If you’ve read even one cautionary tale about the damage that a cybersecurity breach can do, particularly to a business, it’s perfectly natural to feel a little paranoid about the integrity of your machine, your phone, your financial records, and all that data stored on your favorite personal device.
That fear is one of the reasons that scareware – a malware that imitates antivirus software – is so successful. When it infects your device, it fills your screen with warnings that your system is infected by viruses, usually quite a few, or that you are in possession of illegal files and need your system wiped to avoid getting in trouble with law enforcement. Experts estimate that 35 million people have their systems infected with scareware every month.
Scareware is so successful because it plays on most people’s combination of fear of viruses or of getting caught doing something they should not be along with their lack of knowledge about what antivirus software is on any given computer or the difference between real and fake antivirus alerts.
How it Works
Scareware can attach itself to a machine through an email attachment or if a user visits a site infected by it or for the purpose of distributing it. Once active, it launches into “scare mode” by filling a user’s screen with warnings and basically disabling your ability to close the program down. In some advanced versions of scareware, it can pull up images from your computer – particularly if you have visited any risque or adult websites – and will claim that you’re viewing illegal materials and could be reported to law enforcement. It will continually send you messages that you must go to a certain website and buy a cleaner for your computer, which once installed will wipe all of the bad files off your computer.
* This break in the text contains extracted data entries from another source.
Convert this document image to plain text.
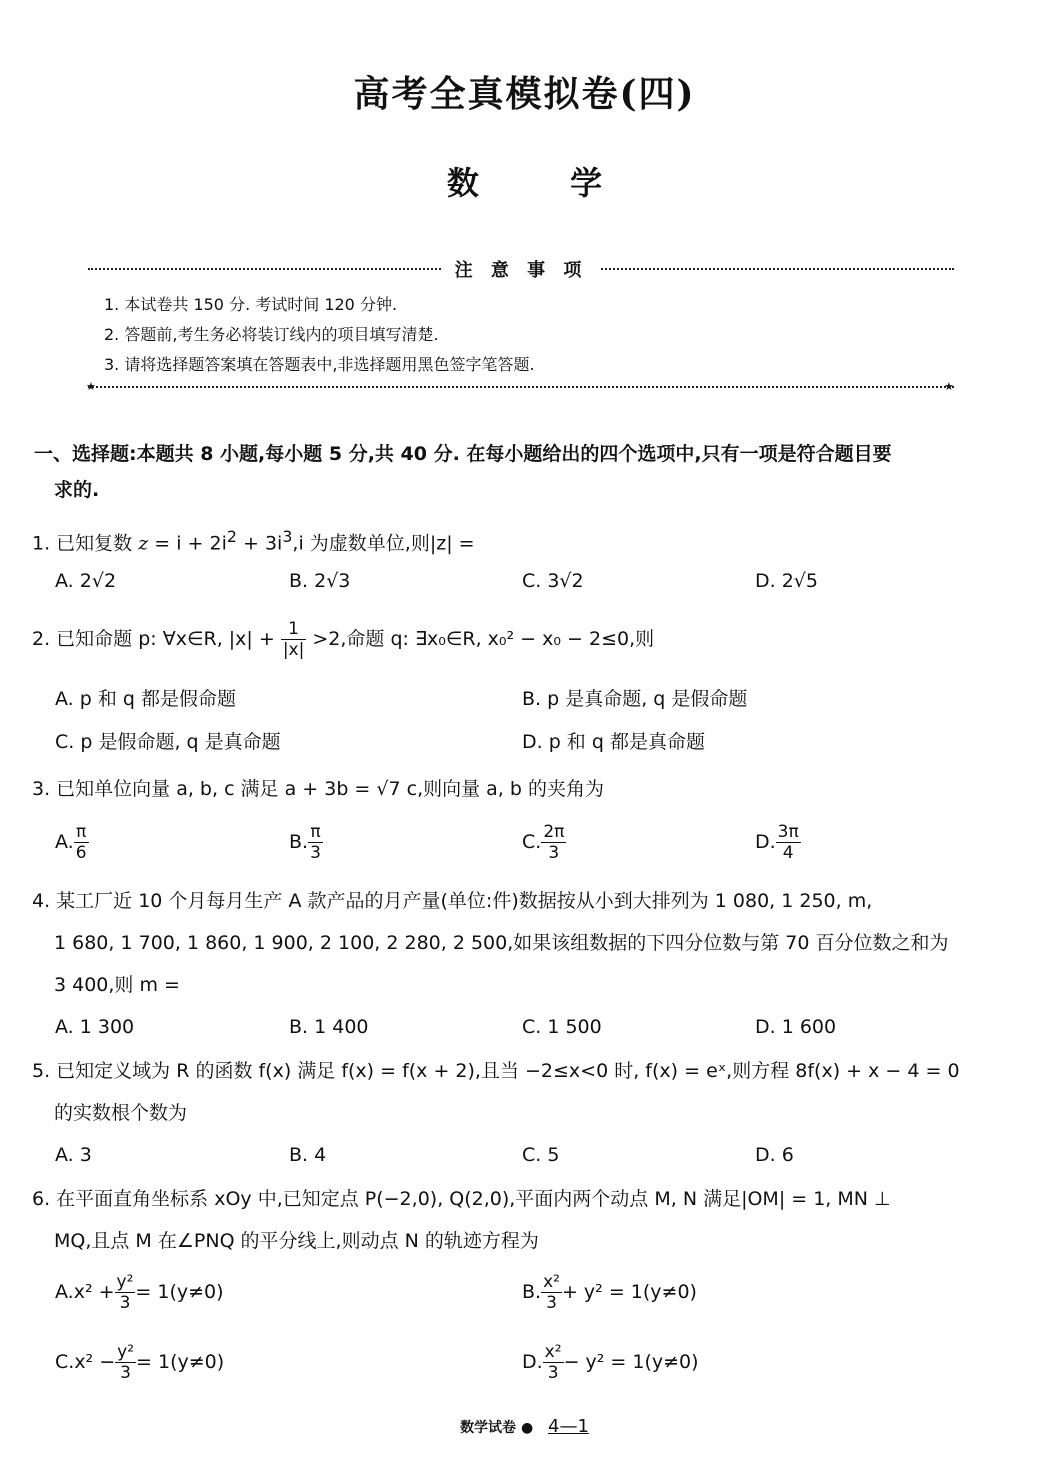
高考全真模拟卷(四)
数 学
注 意 事 项
1. 本试卷共 150 分. 考试时间 120 分钟.
2. 答题前,考生务必将装订线内的项目填写清楚.
3. 请将选择题答案填在答题表中,非选择题用黑色签字笔答题.
★	★
一、选择题:本题共 8 小题,每小题 5 分,共 40 分. 在每小题给出的四个选项中,只有一项是符合题目要
求的.
1. 已知复数 $z = i + 2i^2 + 3i^3,i$ 为虚数单位,则|z| =
A. 2√2	B. 2√3	C. 3√2	D. 2√5
2. 已知命题 p: ∀x∈R, $|x| + \frac{1}{|x|} >2$,命题 q: ∃x₀∈R, x₀² − x₀ − 2≤0,则
A. p 和 q 都是假命题	B. p 是真命题, q 是假命题
C. p 是假命题, q 是真命题	D. p 和 q 都是真命题
3. 已知单位向量 a, b, c 满足 a + 3b = √7 c,则向量 a, b 的夹角为
A. $\frac{\pi}{6}$	B. $\frac{\pi}{3}$	C. $\frac{2\pi}{3}$	D. $\frac{3\pi}{4}$
4. 某工厂近 10 个月每月生产 A 款产品的月产量(单位:件)数据按从小到大排列为 1 080, 1 250, m,
1 680, 1 700, 1 860, 1 900, 2 100, 2 280, 2 500,如果该组数据的下四分位数与第 70 百分位数之和为
3 400,则 m =
A. 1 300	B. 1 400	C. 1 500	D. 1 600
5. 已知定义域为 R 的函数 f(x) 满足 f(x) = f(x + 2),且当 −2≤x<0 时, f(x) = eˣ,则方程 8f(x) + x − 4 = 0
的实数根个数为
A. 3	B. 4	C. 5	D. 6
6. 在平面直角坐标系 xOy 中,已知定点 P(−2,0), Q(2,0),平面内两个动点 M, N 满足|OM| = 1, MN ⊥
MQ,且点 M 在∠PNQ 的平分线上,则动点 N 的轨迹方程为
$A.x^2 + \frac{\text{y²}}{3} = 1(y\ne 0)$	B. $\frac{\text{x²}}{3} + y^2 = 1(y\ne 0)$
$C.x^2 - \frac{\text{y²}}{3} = 1(y\ne 0)$	D. $\frac{\text{x²}}{3} - y^2 = 1(y\ne 0)$
数学试卷 ● 4—1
When people buy the cleaner, the malware will run a fake report saying your computer is now clean, even though it never was infected. In some cases, it’s a one-and-done ripoff with the cost of the fake cleaner ranging from $29-$129. In other cases, the form where you enter your credit card information reports it back to wherever the program originated, at which point your credit card is stolen and is used for other purchases until such time as you or your bank put a hold on it or reports it stolen.
How to Avoid It
For starters, use a reputable antivirus software like Bitdefender that you know is trustworthy for the machine you’re using. That way, if you get a message from some other named software, you’ll know it’s a fake and can try the first solution, which is turning your machine off. That might not always work, but it is effective enough to be your first round of defense.
Your second is preventive, in this case not opening any attachments in emails or visiting websites that are suspicious – this includes sites that don’t have a full HTTP address in their links or that don’t have the little “lock” icon next to them in the address bar. With so many ways to send files, including in the cloud or through a service like Dropbox, any attachment should be immediately suspicious. A strong antivirus program installed and updated is also a must-have, as these will usually deter the sort of malware that deploys scareware in the first place.